Orban is not just against financial speculators and global capitalists that he says are out to get Hungary. Repeated calls for the reinstatement of the death penalty, homophobic slogans and thinly veiled attacks on Roma, who are stigmatized as criminals who don't like to work, all belong to the rhetoric regularly used by Orban and politicians in his ruling government.

By the end fo 2017 Orban and his Fidesz party held much of the political spectrum that was home to Jobbik before 2014 namely, the far right end of it. Orban had successfully robbed Jobbik of almost every one if its issues and had been largely successful in implementing them such as with social policy that lets municipalities use especially drastic legal guidelines that punish the poor to directly discriminate against Roma dependent upon state financial aid.

In 2017, the government launched two campaigns against Soros within the framework of so-called "national consultations." The first campaign used old anti-Semitic tropes to portray Soros as a puppet master as well as the head of an anti-Hungarian conspiracy, under the motto: "We won't let Soros have the last laugh!" In the second campaign, citizens were asked to voice their criticisms of a non-existent Soros plan, in which the billionaire supposedly planned to flood Europe with millions of refugees.

Meanwhile, Jobbik politicians avoid using racist language, and Vona is trying to lead the party toward the center of the political spectrum. Although his plan has been strongly criticized by the party's radical wing, Jobbik has become Hungary's strongest opposition party and Vona hopes to win more voters in the center than he will lose to Fidesz on the far right.

Jobbik experienced the dismantling of democracy and rule of law in Hungary first hand: It seemed that Orban's concerns about Jobbik making a good showing in the April's election have led the State Audit Office to slap a controversial 2 million euro fine on the party for accepting an irregular contribution. The odd thing is: the Audit Office did not even bother to look into an almost identical case involving Fidesz.

Orban amplified a vicious three-year campaign against immigration, the EU and liberal democracy in the run-up to the vote. Polls suggest the fear-mongering is working, and he'll win a third successive term. Fidesz billboards star the challengers to Prime Minister Viktor Orban. Photoshopped around an image of George Soros, they wield bolt cutters. The message is simple: The opposition is conspiring with the Jewish billionaire vilified by Orban and his party to cut down the border fences the government built to halt a flood of illegal migrants from the Middle East intent on annihilating Hungarian and European culture.

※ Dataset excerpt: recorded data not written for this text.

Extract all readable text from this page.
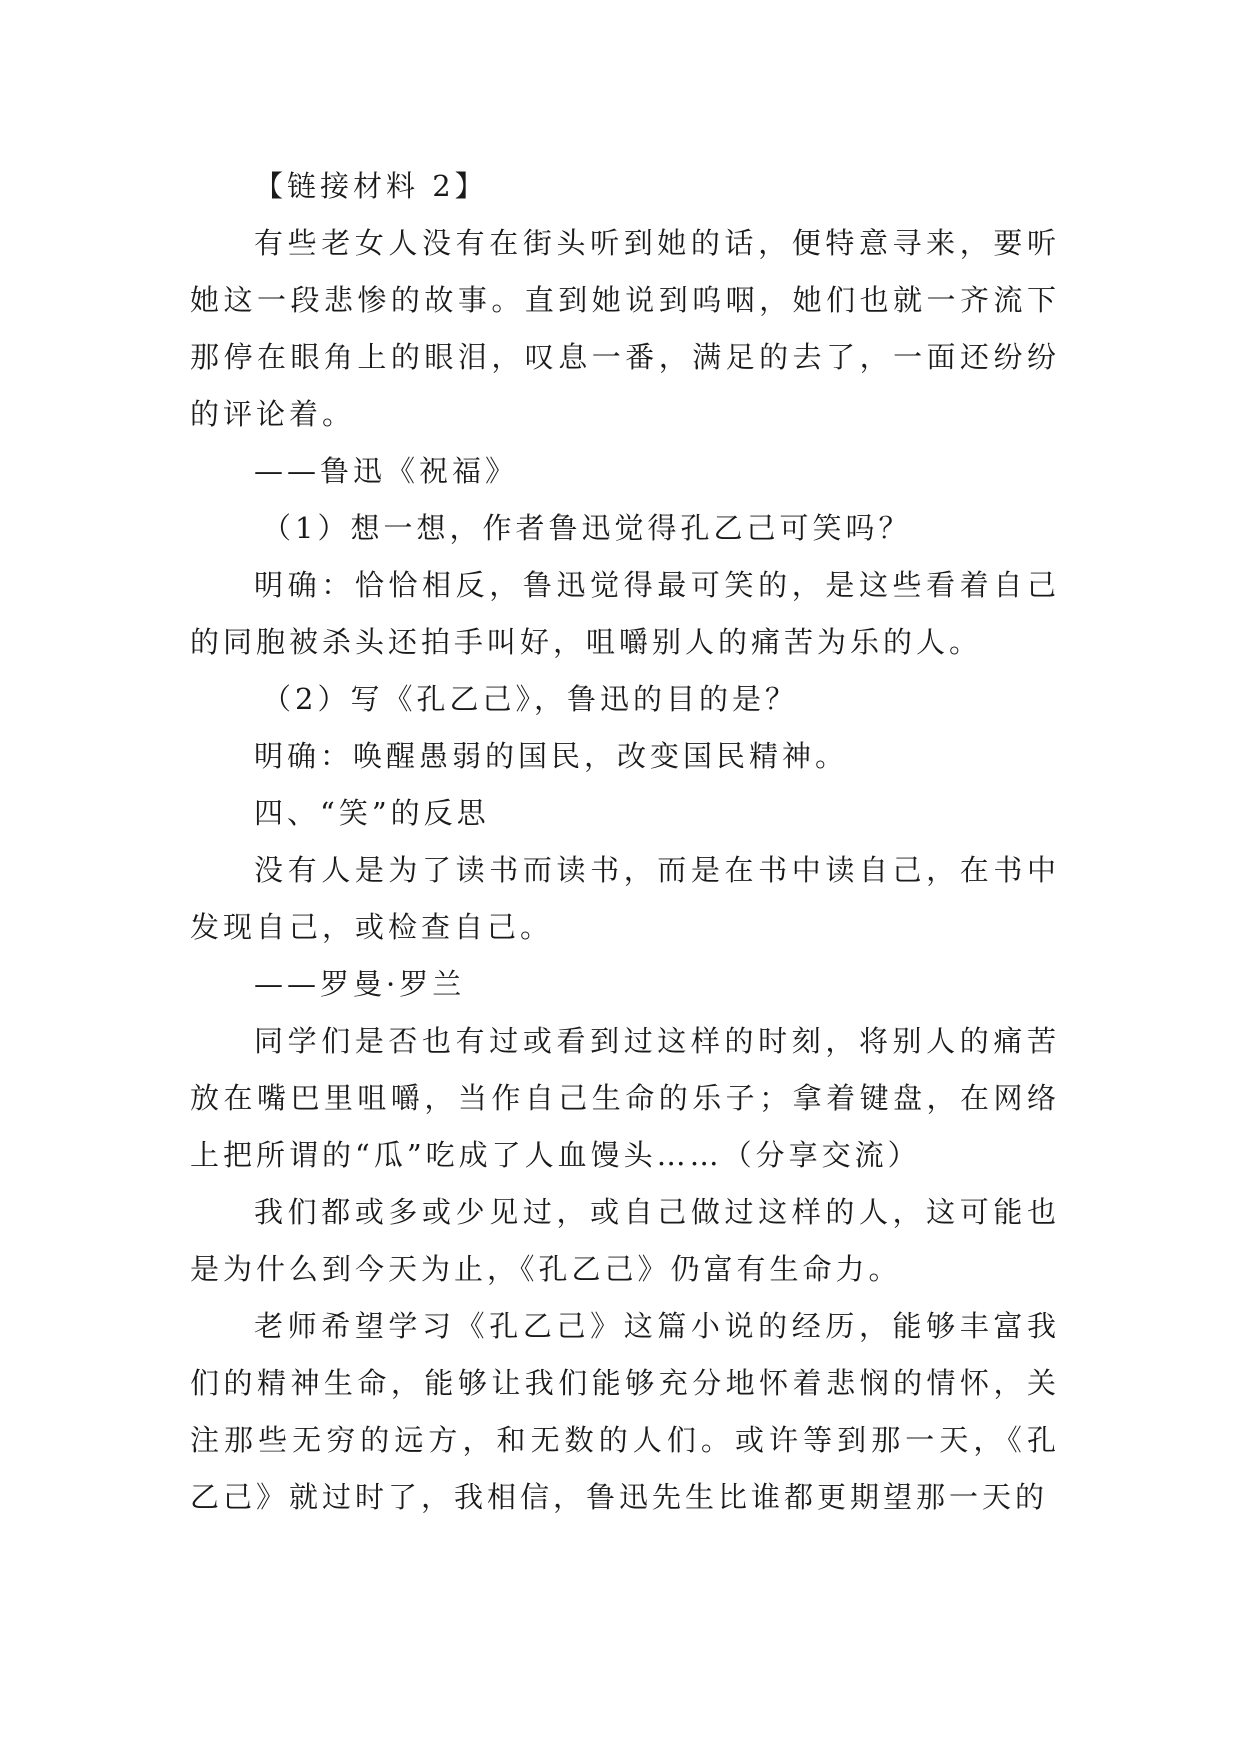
【链接材料 2】

有些老女人没有在街头听到她的话，便特意寻来，要听她这一段悲惨的故事。直到她说到呜咽，她们也就一齐流下那停在眼角上的眼泪，叹息一番，满足的去了，一面还纷纷的评论着。

——鲁迅《祝福》

（1）想一想，作者鲁迅觉得孔乙己可笑吗？

明确：恰恰相反，鲁迅觉得最可笑的，是这些看着自己的同胞被杀头还拍手叫好，咀嚼别人的痛苦为乐的人。

（2）写《孔乙己》，鲁迅的目的是？

明确：唤醒愚弱的国民，改变国民精神。

四、“笑”的反思

没有人是为了读书而读书，而是在书中读自己，在书中发现自己，或检查自己。

——罗曼·罗兰

同学们是否也有过或看到过这样的时刻，将别人的痛苦放在嘴巴里咀嚼，当作自己生命的乐子；拿着键盘，在网络上把所谓的“瓜”吃成了人血馒头……（分享交流）

我们都或多或少见过，或自己做过这样的人，这可能也是为什么到今天为止，《孔乙己》仍富有生命力。

老师希望学习《孔乙己》这篇小说的经历，能够丰富我们的精神生命，能够让我们能够充分地怀着悲悯的情怀，关注那些无穷的远方，和无数的人们。或许等到那一天，《孔乙己》就过时了，我相信，鲁迅先生比谁都更期望那一天的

Critics, including Hungary's liberal-leaning urban population as well as the EU and UN, accuse Orban of xenophobia and racism. A phantom migrant menace is being used, they say, to distract from chronic problems in health and education and a government-run network of corruption and cronyism. They also denounce Fidesz for clamping down on civil society, doctoring the election system and grabbing control of the judiciary and media.

The governing party's focus on stoking fears of invading migrant hordes has caused the leading opposition party, Jobbik which had been accused of retaining its neo-Nazi roots to move toward the center in recent years.

A recent Ipsos Mori survey showed that health care, poverty and social injustice and corruption were Hungarians biggest worries, while immigration and terrorism ranked low. Three quarters said the country was on the wrong track, and many were leaving in search of opportunity abroad. Hungary's population has shrunk by around 220,000 to 9.8 million in the eight years that Fidesz had been in power.